QuestA new lawsuit filed in the Northern District of California alleges Quest Diagnostics paid kickbacks to physicians, colluded with Aetna and Blue Shield of California (BSC) to suppress competition, and acquired laboratory competitors in order to achieve and maintain a monopoly on clinical diagnostic testing in northern California.

Physician kickback allegations

There are two relevant insurance markets at play here: the “physician billing” market in which Quest bills the referring physician for laboratory services, and the “plan/outpatient market”, in which Quest bills the patient or the patient’s health insurance plan directly.

Physician billing, where physicians pay Quest a set fee per patient per month for all laboratory testing they refer (capitation), is very common in California, where Health Maintenance Organizations (HMOs) are widespread.

The suit alleges Quest provides kickbacks to physicians who have these capitated contracts by charging the physicians well (often 50% or more) below what it costs Quest to perform the tests.  By having their laboratory costs substantially lowered, these physicians realize increased profits, and as a result, the lawsuit claims Quest now has at least 70% of the market share for these physician-billed capitated contracts.

The kickbacks, in addition to physicians’ desire to keep things administratively simple by using only one laboratory provider, provide an incentive for the physicians to also send their plan/outpatient testing to Quest (so-called “pull-through” testing).  These plan/outpatients are then charged above market “monopoly” rates, not the deeply discounted rates Quest charges HMO physicians.
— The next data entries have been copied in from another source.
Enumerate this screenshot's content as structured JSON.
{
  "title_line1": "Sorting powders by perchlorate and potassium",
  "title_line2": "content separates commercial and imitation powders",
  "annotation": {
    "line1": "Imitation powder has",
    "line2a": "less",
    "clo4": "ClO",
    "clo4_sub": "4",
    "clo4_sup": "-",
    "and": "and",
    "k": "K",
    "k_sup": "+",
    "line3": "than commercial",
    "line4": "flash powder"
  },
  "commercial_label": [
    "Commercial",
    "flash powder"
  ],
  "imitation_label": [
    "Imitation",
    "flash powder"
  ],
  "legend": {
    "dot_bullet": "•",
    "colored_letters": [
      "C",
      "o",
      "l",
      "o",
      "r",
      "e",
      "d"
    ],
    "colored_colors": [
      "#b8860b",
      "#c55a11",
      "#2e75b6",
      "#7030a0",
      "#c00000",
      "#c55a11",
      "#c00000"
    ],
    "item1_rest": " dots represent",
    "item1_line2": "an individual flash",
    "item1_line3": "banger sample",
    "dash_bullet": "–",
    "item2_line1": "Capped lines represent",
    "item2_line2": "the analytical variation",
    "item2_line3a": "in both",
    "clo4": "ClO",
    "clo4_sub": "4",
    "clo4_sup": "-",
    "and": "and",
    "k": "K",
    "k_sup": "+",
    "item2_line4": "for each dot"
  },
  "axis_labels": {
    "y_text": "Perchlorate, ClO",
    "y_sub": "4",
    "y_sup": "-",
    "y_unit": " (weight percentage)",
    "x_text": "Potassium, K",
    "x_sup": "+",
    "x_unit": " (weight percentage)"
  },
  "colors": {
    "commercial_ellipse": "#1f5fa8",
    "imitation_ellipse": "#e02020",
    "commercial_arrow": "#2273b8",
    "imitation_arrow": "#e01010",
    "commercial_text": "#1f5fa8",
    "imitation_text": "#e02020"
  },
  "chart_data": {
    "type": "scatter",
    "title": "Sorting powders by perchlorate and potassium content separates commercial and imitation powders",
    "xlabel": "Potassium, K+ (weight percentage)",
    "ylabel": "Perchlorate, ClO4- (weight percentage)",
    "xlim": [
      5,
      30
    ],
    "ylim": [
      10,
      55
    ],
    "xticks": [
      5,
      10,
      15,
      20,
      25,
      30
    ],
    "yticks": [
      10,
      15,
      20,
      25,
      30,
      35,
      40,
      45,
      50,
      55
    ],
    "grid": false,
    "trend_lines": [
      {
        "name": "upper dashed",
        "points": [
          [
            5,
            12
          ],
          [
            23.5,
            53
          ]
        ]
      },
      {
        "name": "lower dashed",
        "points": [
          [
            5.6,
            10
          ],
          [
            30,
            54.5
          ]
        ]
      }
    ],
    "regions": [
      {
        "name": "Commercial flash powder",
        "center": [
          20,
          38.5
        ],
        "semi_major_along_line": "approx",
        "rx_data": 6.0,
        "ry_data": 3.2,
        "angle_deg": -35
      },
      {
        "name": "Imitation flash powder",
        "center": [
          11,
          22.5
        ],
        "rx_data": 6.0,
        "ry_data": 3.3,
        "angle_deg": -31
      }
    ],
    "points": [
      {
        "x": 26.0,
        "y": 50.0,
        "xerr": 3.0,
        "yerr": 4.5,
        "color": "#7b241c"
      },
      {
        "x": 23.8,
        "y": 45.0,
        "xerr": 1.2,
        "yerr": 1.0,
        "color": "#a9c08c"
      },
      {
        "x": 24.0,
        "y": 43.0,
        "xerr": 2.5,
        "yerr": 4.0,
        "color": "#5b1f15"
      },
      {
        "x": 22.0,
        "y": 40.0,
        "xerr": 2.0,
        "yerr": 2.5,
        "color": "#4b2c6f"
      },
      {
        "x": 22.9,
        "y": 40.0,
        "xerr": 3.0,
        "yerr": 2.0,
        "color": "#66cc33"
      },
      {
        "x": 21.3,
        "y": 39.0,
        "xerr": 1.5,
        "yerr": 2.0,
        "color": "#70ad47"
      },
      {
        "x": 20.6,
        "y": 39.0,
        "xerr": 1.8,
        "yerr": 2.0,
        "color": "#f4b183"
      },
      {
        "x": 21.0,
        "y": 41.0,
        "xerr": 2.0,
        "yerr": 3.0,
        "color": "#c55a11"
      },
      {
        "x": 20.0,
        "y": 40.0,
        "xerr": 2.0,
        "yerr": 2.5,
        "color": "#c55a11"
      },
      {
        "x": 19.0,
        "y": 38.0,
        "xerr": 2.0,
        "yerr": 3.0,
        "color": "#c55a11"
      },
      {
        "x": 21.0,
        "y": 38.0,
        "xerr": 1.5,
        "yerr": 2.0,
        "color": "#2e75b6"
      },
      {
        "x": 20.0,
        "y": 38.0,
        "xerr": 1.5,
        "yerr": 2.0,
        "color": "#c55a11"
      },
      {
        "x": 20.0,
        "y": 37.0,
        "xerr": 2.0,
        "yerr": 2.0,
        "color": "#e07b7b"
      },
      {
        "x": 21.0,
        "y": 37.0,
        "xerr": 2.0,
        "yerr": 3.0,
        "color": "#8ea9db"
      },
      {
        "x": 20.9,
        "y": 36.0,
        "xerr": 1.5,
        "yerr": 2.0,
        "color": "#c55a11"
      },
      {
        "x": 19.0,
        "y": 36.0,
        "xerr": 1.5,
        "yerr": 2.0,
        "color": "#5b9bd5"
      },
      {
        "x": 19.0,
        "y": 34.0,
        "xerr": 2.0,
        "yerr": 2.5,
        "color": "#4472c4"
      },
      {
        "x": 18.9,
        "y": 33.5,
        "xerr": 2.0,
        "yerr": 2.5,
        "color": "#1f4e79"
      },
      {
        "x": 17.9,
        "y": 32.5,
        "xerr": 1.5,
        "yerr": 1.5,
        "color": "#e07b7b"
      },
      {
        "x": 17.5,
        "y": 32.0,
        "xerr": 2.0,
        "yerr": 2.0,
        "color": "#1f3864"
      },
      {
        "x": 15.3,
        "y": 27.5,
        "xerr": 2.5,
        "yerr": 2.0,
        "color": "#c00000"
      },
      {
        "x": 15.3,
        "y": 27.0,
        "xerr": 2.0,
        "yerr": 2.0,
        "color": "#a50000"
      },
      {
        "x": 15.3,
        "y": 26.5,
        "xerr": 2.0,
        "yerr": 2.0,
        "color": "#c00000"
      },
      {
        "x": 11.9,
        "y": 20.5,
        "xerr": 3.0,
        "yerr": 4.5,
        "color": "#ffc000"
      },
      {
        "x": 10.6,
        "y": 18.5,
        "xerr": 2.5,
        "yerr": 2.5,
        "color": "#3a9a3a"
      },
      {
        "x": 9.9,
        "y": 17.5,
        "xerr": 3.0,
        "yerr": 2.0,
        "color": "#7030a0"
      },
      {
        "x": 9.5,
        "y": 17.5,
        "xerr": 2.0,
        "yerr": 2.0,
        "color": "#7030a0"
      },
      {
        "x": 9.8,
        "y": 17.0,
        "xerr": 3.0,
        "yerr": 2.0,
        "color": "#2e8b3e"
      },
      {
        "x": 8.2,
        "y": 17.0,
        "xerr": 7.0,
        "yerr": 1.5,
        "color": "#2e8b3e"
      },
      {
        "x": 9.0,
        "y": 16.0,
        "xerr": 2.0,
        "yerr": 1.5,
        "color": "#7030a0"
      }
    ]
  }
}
The reduced testing fees Quest charges therefore:

…functionally are no different than if Quest were to give cash to medical providers in exchange for their agreement to steer such business to Quest.

Insurer collusion allegations

The lawsuit claims Quest has colluded with BSC and Aetna, the third and fourth largest private health insurers, respectively, in northern California, to reduce laboratory competition using “cash and other large financial incentives”.